The point of all this is that the environmental provisions of the Law of the Sea Treaty are inadequate to address the most likely and potentially most devastating, environmental threats facing the United States today. Of course, the environmental provisions are also closely coupled with the navigation and high seas articles found elsewhere in the Treaty – they are, in fact, inseparable. These treaty provisions afford a measure of immunity and freedom of access to our coastlines that, in the current era, are inimical to our national interests and the health and safety of the American public. While I am not advocating a draconian reversal of hundreds of years of traditional state practices I am stating that we are better off, as a nation, relying on the ambiguities of constantly evolving traditional practice than binding ourselves to a formal treaty that will severely constrain our ability to protect our population from devastating attack.

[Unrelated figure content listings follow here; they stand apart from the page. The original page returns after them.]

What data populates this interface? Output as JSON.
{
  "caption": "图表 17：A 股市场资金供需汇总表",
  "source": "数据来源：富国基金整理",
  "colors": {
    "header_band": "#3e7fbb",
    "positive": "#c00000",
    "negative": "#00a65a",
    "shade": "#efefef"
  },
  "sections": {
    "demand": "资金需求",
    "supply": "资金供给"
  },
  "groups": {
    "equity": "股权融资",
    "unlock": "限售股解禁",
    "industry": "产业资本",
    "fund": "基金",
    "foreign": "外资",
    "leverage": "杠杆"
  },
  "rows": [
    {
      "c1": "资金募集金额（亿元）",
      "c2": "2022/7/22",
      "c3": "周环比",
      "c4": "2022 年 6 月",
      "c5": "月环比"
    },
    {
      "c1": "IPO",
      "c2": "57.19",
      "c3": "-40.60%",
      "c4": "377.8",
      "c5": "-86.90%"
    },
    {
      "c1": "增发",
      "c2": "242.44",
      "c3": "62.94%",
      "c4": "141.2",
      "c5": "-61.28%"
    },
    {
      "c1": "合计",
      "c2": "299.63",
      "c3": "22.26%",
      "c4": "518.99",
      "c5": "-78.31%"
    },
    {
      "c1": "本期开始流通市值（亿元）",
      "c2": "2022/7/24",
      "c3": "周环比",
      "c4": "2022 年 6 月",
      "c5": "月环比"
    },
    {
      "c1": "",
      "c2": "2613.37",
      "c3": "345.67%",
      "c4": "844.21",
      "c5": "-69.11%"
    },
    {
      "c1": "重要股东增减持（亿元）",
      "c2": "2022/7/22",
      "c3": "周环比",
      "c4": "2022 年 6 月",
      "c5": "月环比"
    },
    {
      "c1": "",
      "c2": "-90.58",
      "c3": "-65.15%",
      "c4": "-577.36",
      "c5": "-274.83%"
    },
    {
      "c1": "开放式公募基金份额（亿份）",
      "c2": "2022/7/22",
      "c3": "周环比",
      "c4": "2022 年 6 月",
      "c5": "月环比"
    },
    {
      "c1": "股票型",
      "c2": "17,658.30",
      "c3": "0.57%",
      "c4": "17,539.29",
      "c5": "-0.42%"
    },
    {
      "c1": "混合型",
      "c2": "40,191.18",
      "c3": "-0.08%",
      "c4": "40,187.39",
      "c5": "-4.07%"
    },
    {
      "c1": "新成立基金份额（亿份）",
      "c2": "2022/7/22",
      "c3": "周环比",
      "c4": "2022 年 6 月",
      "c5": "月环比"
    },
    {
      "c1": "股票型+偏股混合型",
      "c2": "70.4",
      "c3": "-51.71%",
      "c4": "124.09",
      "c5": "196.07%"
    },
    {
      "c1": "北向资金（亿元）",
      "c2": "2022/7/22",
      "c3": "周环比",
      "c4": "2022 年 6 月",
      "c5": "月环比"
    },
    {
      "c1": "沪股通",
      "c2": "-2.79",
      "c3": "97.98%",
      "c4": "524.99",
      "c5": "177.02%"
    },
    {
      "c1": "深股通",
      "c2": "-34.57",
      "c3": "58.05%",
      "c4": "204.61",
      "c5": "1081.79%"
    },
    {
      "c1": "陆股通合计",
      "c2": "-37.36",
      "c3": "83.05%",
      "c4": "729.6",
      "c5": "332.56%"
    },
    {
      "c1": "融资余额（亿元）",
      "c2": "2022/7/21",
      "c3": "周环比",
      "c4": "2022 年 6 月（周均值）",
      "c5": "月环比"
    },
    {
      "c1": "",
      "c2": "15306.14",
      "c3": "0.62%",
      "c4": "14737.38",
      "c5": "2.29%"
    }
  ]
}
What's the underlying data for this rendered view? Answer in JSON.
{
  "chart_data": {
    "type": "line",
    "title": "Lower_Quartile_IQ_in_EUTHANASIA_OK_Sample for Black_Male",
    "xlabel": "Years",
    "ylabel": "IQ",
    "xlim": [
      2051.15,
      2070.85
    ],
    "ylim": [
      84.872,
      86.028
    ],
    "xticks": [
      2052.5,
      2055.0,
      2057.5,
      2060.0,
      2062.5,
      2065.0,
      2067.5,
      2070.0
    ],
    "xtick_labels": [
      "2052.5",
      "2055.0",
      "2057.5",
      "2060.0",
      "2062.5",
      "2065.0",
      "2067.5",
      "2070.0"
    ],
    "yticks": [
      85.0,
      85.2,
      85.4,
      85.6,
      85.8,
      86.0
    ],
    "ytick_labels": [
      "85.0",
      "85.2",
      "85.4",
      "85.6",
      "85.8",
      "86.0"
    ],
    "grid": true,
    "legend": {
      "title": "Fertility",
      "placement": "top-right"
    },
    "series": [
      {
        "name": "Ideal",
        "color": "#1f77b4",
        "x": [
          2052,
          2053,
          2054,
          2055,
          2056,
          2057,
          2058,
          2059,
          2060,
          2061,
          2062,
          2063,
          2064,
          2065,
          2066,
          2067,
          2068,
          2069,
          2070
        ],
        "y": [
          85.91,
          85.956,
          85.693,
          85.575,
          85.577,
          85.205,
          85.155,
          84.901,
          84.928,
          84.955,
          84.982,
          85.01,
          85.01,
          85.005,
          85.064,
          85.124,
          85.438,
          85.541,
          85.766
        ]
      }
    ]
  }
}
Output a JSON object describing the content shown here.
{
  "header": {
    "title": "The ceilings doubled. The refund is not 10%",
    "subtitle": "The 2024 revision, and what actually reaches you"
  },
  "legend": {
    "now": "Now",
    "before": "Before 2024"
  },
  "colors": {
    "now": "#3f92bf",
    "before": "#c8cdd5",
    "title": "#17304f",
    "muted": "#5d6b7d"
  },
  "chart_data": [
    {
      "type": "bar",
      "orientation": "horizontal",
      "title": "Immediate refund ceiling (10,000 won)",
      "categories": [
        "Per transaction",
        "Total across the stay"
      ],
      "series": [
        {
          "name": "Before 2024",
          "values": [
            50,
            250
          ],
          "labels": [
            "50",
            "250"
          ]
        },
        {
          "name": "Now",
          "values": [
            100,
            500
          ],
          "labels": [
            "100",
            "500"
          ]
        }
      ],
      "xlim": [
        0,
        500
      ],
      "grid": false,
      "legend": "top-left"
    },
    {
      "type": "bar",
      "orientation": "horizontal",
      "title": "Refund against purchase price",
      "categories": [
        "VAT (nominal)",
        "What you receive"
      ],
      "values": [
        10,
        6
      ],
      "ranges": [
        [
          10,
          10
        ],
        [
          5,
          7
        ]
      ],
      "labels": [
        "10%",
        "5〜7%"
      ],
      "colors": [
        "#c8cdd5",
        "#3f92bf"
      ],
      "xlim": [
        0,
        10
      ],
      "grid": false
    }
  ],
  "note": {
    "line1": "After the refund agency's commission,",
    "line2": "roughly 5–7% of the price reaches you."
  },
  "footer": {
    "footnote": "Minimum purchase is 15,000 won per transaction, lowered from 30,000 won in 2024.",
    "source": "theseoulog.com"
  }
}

The United States should take the lead in developing new practices on the oceans that will at once facilitate commerce and peacetime deployment of warships but also protect our shores from the terrorist scourge. The President’s Proliferation Security Initiative is an example of such modern and creative thinking. This US-led multinational program of high seas interdiction and vessel boarding is barred by the Law of the Sea Treaty yet it is our overriding national security interest to execute. Ratification of the Treaty would effectively gut our ability to intercept the vessels of terrorists or hostile foreign governments even if they were transporting nuclear weapons. We must ensure that we not binding the government of the United States to a legal regime that makes us more vulnerable and trades the lives of our innocent citizens for the sake of participating in yet another unnecessary Treaty.